Qu'est-ce que la "contre-éducation" à la maison ?
-C'est un appel à la responsabilité des parents et des familles, en particulier des familles catholiques, mais en général de toutes les familles qui veulent que leurs enfants aient des valeurs morales. Rien n'est plus acquis et les vents idéologiques ne sont pas favorables à ceux qui défendent une vision chrétienne - ou simplement morale - de la vie.
Pour cette raison, il n'est plus possible de laisser l'éducation aux écoles, pas même à celles qui ont une idéologie catholique ou qui sont dirigées - souvent seulement nominalement - par des religieux, mais, en matière religieuse ou morale, il est nécessaire de demander à la maison ce qui a été expliqué à l'école, ou ce qui a été vu sur Internet, et d'expliquer et de corriger ce qui n'est pas en accord avec les convictions que les parents veulent transmettre à leurs enfants.
Dans le même ordre d'idées, comment les parents peuvent-ils avoir plus d'influence sur l'éducation ou sur les écoles ?
-La situation actuelle est une excellente occasion de renforcer l'engagement social à tous les niveaux.
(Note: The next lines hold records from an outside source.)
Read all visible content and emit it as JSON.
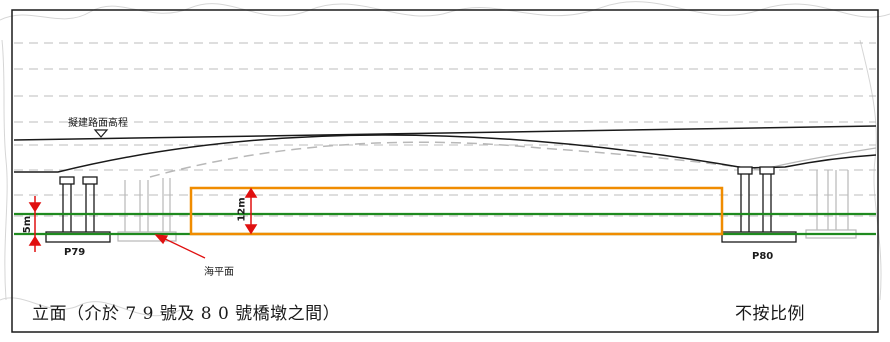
{
  "labels": {
    "road_level": "擬建路面高程",
    "sea_level": "海平面",
    "pier_left": "P79",
    "pier_right": "P80",
    "dim_12m": "12m",
    "dim_5m": "5m",
    "caption": "立面（介於 7 9 號及 8 0 號橋墩之間）",
    "scale_note": "不按比例"
  },
  "colors": {
    "frame": "#1a1a1a",
    "structure": "#222222",
    "ghost": "#b8b8b8",
    "green": "#1f8a1f",
    "orange": "#f08c00",
    "red": "#e01010",
    "background_sketch": "#d6d6d6"
  }
}
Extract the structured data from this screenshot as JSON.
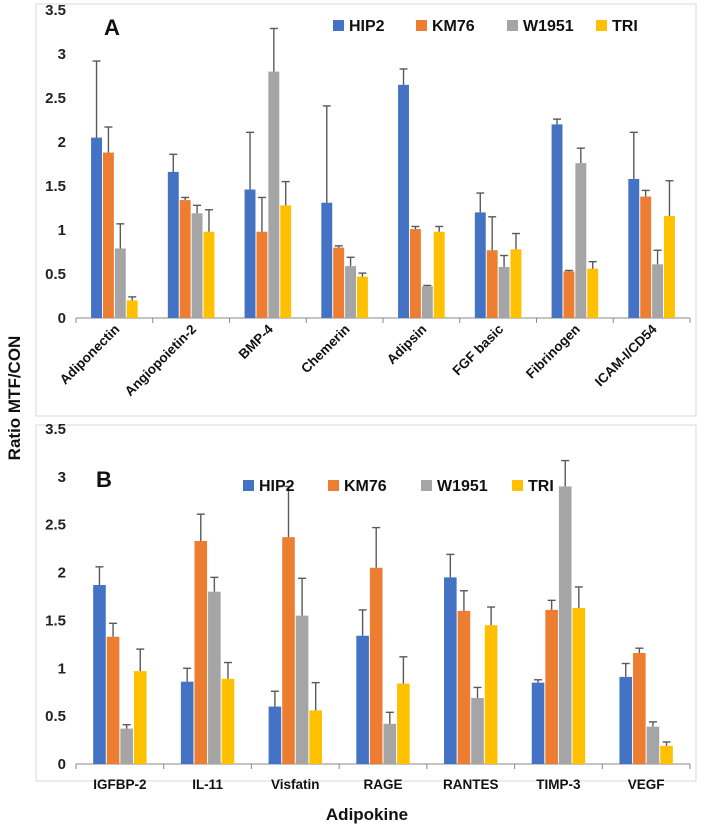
{
  "figure": {
    "ylabel": "Ratio MTF/CON",
    "xlabel": "Adipokine",
    "colors": {
      "HIP2": "#4472C4",
      "KM76": "#ED7D31",
      "W1951": "#A5A5A5",
      "TRI": "#FFC000",
      "error": "#595959"
    }
  },
  "chart_data": [
    {
      "type": "bar",
      "panel": "A",
      "title": "",
      "xlabel": "",
      "ylabel": "Ratio MTF/CON",
      "ylim": [
        0,
        3.5
      ],
      "yticks": [
        "0",
        "0.5",
        "1",
        "1.5",
        "2",
        "2.5",
        "3",
        "3.5"
      ],
      "legend": [
        "HIP2",
        "KM76",
        "W1951",
        "TRI"
      ],
      "legend_position": "top-right",
      "categories": [
        "Adiponectin",
        "Angiopoietin-2",
        "BMP-4",
        "Chemerin",
        "Adipsin",
        "FGF basic",
        "Fibrinogen",
        "ICAM-I/CD54"
      ],
      "series": [
        {
          "name": "HIP2",
          "values": [
            2.05,
            1.66,
            1.46,
            1.31,
            2.65,
            1.2,
            2.2,
            1.58
          ],
          "errors": [
            0.87,
            0.2,
            0.65,
            1.1,
            0.18,
            0.22,
            0.06,
            0.53
          ]
        },
        {
          "name": "KM76",
          "values": [
            1.88,
            1.34,
            0.98,
            0.8,
            1.01,
            0.77,
            0.53,
            1.38
          ],
          "errors": [
            0.29,
            0.03,
            0.39,
            0.02,
            0.03,
            0.38,
            0.01,
            0.07
          ]
        },
        {
          "name": "W1951",
          "values": [
            0.79,
            1.19,
            2.8,
            0.59,
            0.36,
            0.58,
            1.76,
            0.61
          ],
          "errors": [
            0.28,
            0.09,
            0.49,
            0.1,
            0.01,
            0.13,
            0.17,
            0.16
          ]
        },
        {
          "name": "TRI",
          "values": [
            0.2,
            0.98,
            1.28,
            0.47,
            0.98,
            0.78,
            0.56,
            1.16
          ],
          "errors": [
            0.04,
            0.25,
            0.27,
            0.04,
            0.06,
            0.18,
            0.08,
            0.4
          ]
        }
      ]
    },
    {
      "type": "bar",
      "panel": "B",
      "title": "",
      "xlabel": "Adipokine",
      "ylabel": "Ratio MTF/CON",
      "ylim": [
        0,
        3.5
      ],
      "yticks": [
        "0",
        "0.5",
        "1",
        "1.5",
        "2",
        "2.5",
        "3",
        "3.5"
      ],
      "legend": [
        "HIP2",
        "KM76",
        "W1951",
        "TRI"
      ],
      "legend_position": "top-center",
      "categories": [
        "IGFBP-2",
        "IL-11",
        "Visfatin",
        "RAGE",
        "RANTES",
        "TIMP-3",
        "VEGF"
      ],
      "series": [
        {
          "name": "HIP2",
          "values": [
            1.87,
            0.86,
            0.6,
            1.34,
            1.95,
            0.85,
            0.91
          ],
          "errors": [
            0.19,
            0.14,
            0.16,
            0.27,
            0.24,
            0.03,
            0.14
          ]
        },
        {
          "name": "KM76",
          "values": [
            1.33,
            2.33,
            2.37,
            2.05,
            1.6,
            1.61,
            1.16
          ],
          "errors": [
            0.14,
            0.28,
            0.53,
            0.42,
            0.21,
            0.1,
            0.05
          ]
        },
        {
          "name": "W1951",
          "values": [
            0.37,
            1.8,
            1.55,
            0.42,
            0.69,
            2.9,
            0.39
          ],
          "errors": [
            0.04,
            0.15,
            0.39,
            0.12,
            0.11,
            0.27,
            0.05
          ]
        },
        {
          "name": "TRI",
          "values": [
            0.97,
            0.89,
            0.56,
            0.84,
            1.45,
            1.63,
            0.19
          ],
          "errors": [
            0.23,
            0.17,
            0.29,
            0.28,
            0.19,
            0.22,
            0.04
          ]
        }
      ]
    }
  ]
}
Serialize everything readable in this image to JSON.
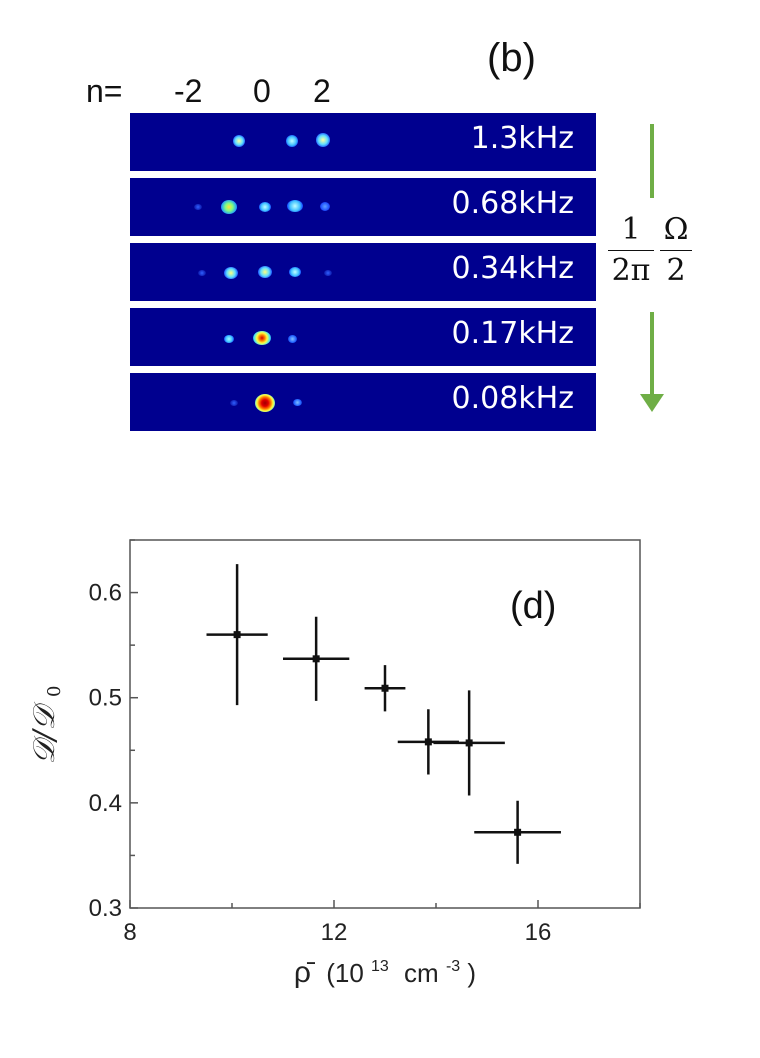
{
  "panel_b": {
    "label": "(b)",
    "n_prefix": "n=",
    "n_ticks": [
      "-2",
      "0",
      "2"
    ],
    "rows": [
      {
        "label": "1.3kHz"
      },
      {
        "label": "0.68kHz"
      },
      {
        "label": "0.34kHz"
      },
      {
        "label": "0.17kHz"
      },
      {
        "label": "0.08kHz"
      }
    ],
    "side_fraction": {
      "left_num": "1",
      "left_den": "2π",
      "right_num": "Ω",
      "right_den": "2"
    },
    "arrow_color": "#6fae46"
  },
  "chart_data": {
    "type": "scatter",
    "panel_label": "(d)",
    "xlabel_symbol": "ρ̄",
    "xlabel_paren_open": "(10",
    "xlabel_exp1": "13",
    "xlabel_unit": "cm",
    "xlabel_exp2": "-3",
    "xlabel_paren_close": ")",
    "ylabel": "𝒟/𝒟",
    "ylabel_sub": "0",
    "xlim": [
      8,
      18
    ],
    "ylim": [
      0.3,
      0.65
    ],
    "x_ticks": [
      "8",
      "12",
      "16"
    ],
    "y_ticks": [
      "0.3",
      "0.4",
      "0.5",
      "0.6"
    ],
    "grid": false,
    "points": [
      {
        "x": 10.1,
        "y": 0.56,
        "xerr": 0.6,
        "yerr": 0.067
      },
      {
        "x": 11.65,
        "y": 0.537,
        "xerr": 0.65,
        "yerr": 0.04
      },
      {
        "x": 13.0,
        "y": 0.509,
        "xerr": 0.4,
        "yerr": 0.022
      },
      {
        "x": 13.85,
        "y": 0.458,
        "xerr": 0.6,
        "yerr": 0.031
      },
      {
        "x": 14.65,
        "y": 0.457,
        "xerr": 0.7,
        "yerr": 0.05
      },
      {
        "x": 15.6,
        "y": 0.372,
        "xerr": 0.85,
        "yerr": 0.03
      }
    ]
  }
}
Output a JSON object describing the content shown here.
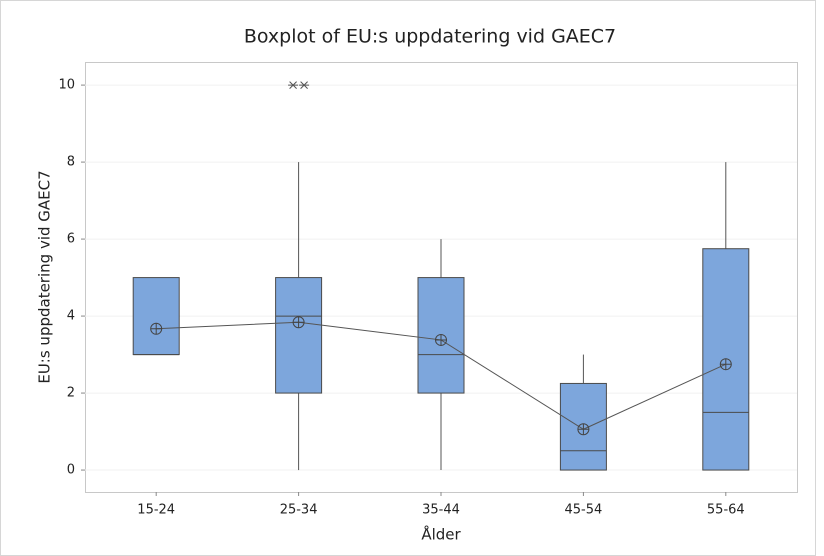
{
  "chart_data": {
    "type": "box",
    "title": "Boxplot of EU:s uppdatering vid GAEC7",
    "x_label": "Ålder",
    "y_label": "EU:s uppdatering vid GAEC7",
    "categories": [
      "15-24",
      "25-34",
      "35-44",
      "45-54",
      "55-64"
    ],
    "boxes": [
      {
        "min": 3,
        "q1": 3,
        "median": 3,
        "q3": 5,
        "max": 5,
        "mean": 3.67,
        "outliers": []
      },
      {
        "min": 0,
        "q1": 2,
        "median": 4,
        "q3": 5,
        "max": 8,
        "mean": 3.84,
        "outliers": [
          10,
          10
        ]
      },
      {
        "min": 0,
        "q1": 2,
        "median": 3,
        "q3": 5,
        "max": 6,
        "mean": 3.38,
        "outliers": []
      },
      {
        "min": 0,
        "q1": 0,
        "median": 0.5,
        "q3": 2.25,
        "max": 3,
        "mean": 1.06,
        "outliers": []
      },
      {
        "min": 0,
        "q1": 0,
        "median": 1.5,
        "q3": 5.75,
        "max": 8,
        "mean": 2.75,
        "outliers": []
      }
    ],
    "color": "#7da6dc",
    "ylim": [
      -0.57,
      10.6
    ],
    "yticks": [
      0,
      2,
      4,
      6,
      8,
      10
    ],
    "grid": true,
    "mean_connect": true
  }
}
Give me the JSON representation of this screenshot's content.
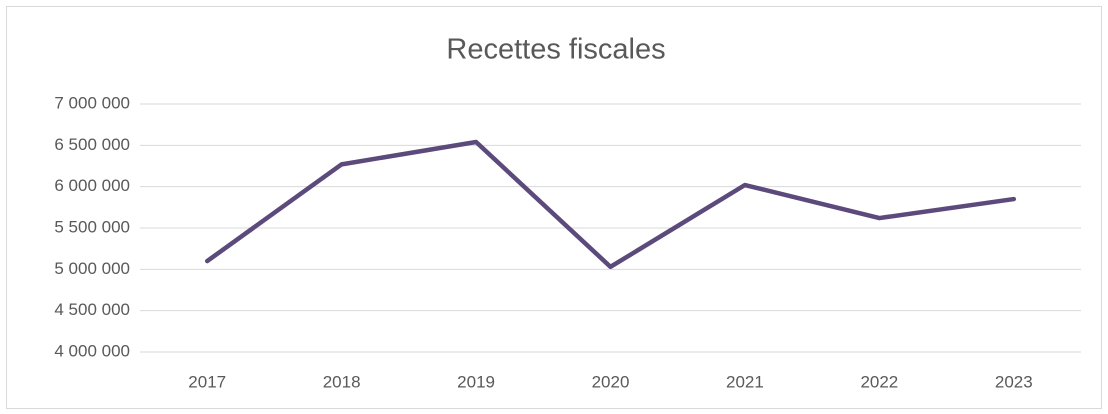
{
  "chart_data": {
    "type": "line",
    "title": "Recettes fiscales",
    "categories": [
      "2017",
      "2018",
      "2019",
      "2020",
      "2021",
      "2022",
      "2023"
    ],
    "series": [
      {
        "name": "Recettes fiscales",
        "color": "#5b4a7b",
        "values": [
          5100000,
          6270000,
          6540000,
          5030000,
          6020000,
          5620000,
          5850000
        ]
      }
    ],
    "ylim": [
      4000000,
      7000000
    ],
    "yticks": [
      {
        "value": 4000000,
        "label": "4 000 000"
      },
      {
        "value": 4500000,
        "label": "4 500 000"
      },
      {
        "value": 5000000,
        "label": "5 000 000"
      },
      {
        "value": 5500000,
        "label": "5 500 000"
      },
      {
        "value": 6000000,
        "label": "6 000 000"
      },
      {
        "value": 6500000,
        "label": "6 500 000"
      },
      {
        "value": 7000000,
        "label": "7 000 000"
      }
    ],
    "grid": true
  }
}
Le fait que ces lois folles et anti-humaines aient réussi à passer est largement dû au "silence des bons", à la passivité des gens ordinaires qui ont préféré vaquer à leurs occupations (ce qui est suffisant) et ne pas s'impliquer dans la sphère politique ou de la société civile.
C'est pourquoi je crois que le moment est venu pour nous tous d'assumer courageusement des engagements personnels et sociaux pour défendre le bien commun : les parents consacrant du temps et des efforts à l'éducation de leurs enfants (parfois en sacrifiant du temps pour les loisirs ou l'épanouissement personnel), les enseignants se consacrant à leurs élèves et, en général, nous tous faisant partie d'entités et d'associations susceptibles d'influencer la société.